If I ran the SEC…

If we could ever get the SEC to focus on solving real sytemic problems rather than wasting time and money on a few hi profile scapegoats we could have saved refco investors millions…

Alan abelson (the famously skeptical barrons writer who I love) mentions this week how refco insiders sold big blocks in its IPO 10 weeks ago, obviously benefitting from founder, phillip bennett’s hiding $435m in off balance sheet debt.

For the majority of you who have not religiously followed my blog, ill repeat my proposed change for SEC rules on insider stock sales, which I believe would in one stroke wipe out and or make right billions in illbegotten gains from corp fraud.

My proposal – expand the 13G rule (which forces insiders to disgorge profits from buy-sell trades within 6 months) to also force disgorgement of all profits on stock sales during periods of corporate fraud. This would force refco insiders, esp the founder, to immediately give back their newfound riches to the innocent investors.

The alternative is years of litigation in civil and criminal courts for the founder who will a) be bankrupt and b) have hidden assets in florida real estate and swiss accounts. And his fellow insiders will undoubtedly raise a toast to him every xmas as they will never be asked to give a dollar back as they were ‘innocent’ and beyond the law.

Btw, sarbanes oxley (suxley!) won’t help injured investors one bit.

Also, let’s add the ibanks and accounting firms to this new SEC rule. Why not also force them to disgorge all fees on the IPO or annual audits to injured investors. Forget about suing them out of business. We’ll just face another version later. What we need are rules that can create clear and immediate penalties that directly benefit injured parties. Let the politicians still go after their poor bernie ebers (who probably never understood accounting anyway).

If anyone knows hoe I can ever get a proposal in front of the SEC let me know and ill do more than just whine about it!
Sent wirelessly via BlackBerry from T-Mobile.

One thought on “If I ran the SEC…

  1. A company that was not Sarbanes Oxley compliant, like Refco, should have never received the green light from the SEC (not to mention the other high-powered names involved in this mess) to go public – and thus, I believe the SEC should take some responsibility in this case.
    Investors are often the one’s gagged largely without a voice – and fall way back in the cue of retrieval – in situations like this and this screams injustice in every sense of the word.
    It appears that this is being treated just as one of the costs of doing business for many, because nobody seems to be taking this matter as seriously as it should be.

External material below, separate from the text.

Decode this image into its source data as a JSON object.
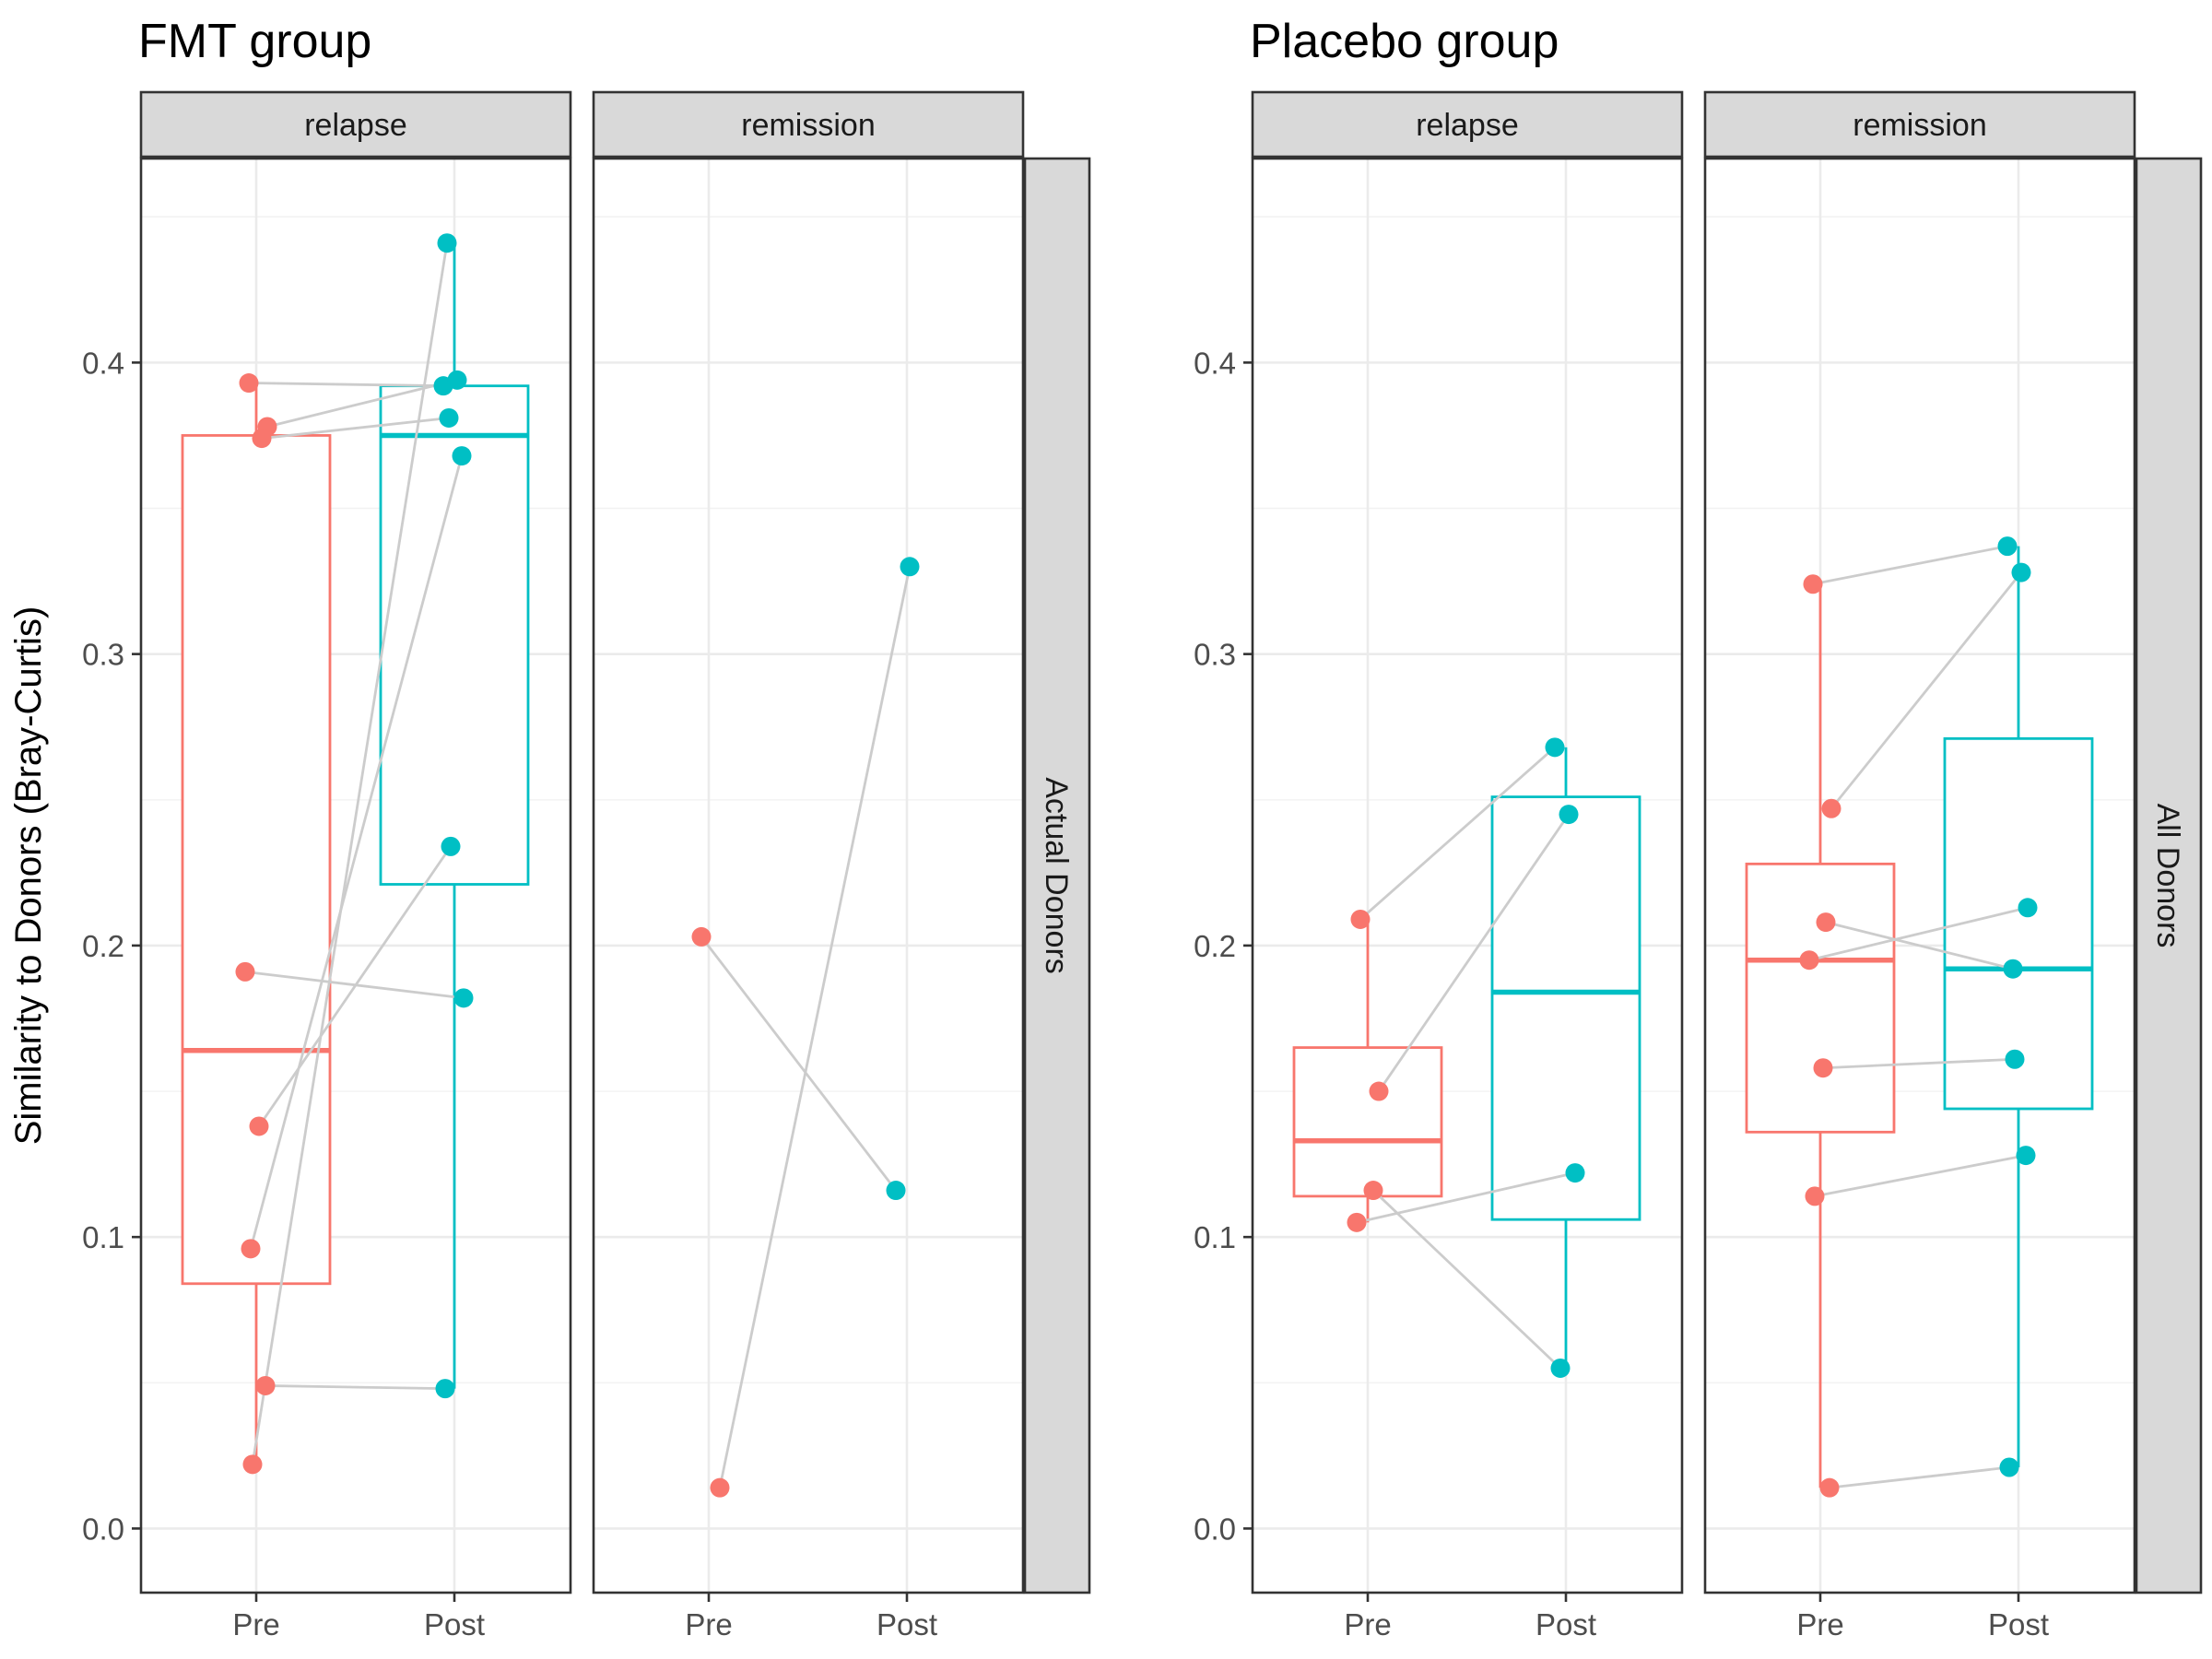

Worry not that many lives have been ruined by trusting “the system” of checks and balances.
    The red flags, the serious mishandlings in the IPO launch and subsequent crash to fiscal earth only two months after Refco went public – should by its relationship of duty not put the onus as heavily on the investors (shareholders mainly as per the August 2005 IPO) as not doing their job of “proper due diligence”.
    After the Enron’s and Worldcom’s of the world, and after Sarbane’s Oxley, this put a false sense of security/protection in the eyes of Refco investors.
    For the people failing to do the most important measure of due diligence are not the refco shareholders in this case, they are those with their fingerprints all over taking this company public.
    For it should be said that Refco should have never been able to go public in the first place. With the refco playing field being littered with red flags, to such a horrid state of affairs, I believe this is a black mark on the system of checks and balances in the marketplace and I, for one, will never sink another dollar in the american markets so long as this is allowed to continue.
    Thank you for hearing my opinion on this sorry state of affairs in Refco.
    The SEC needs to step up and return all monies to investors, where it rightfully belongs.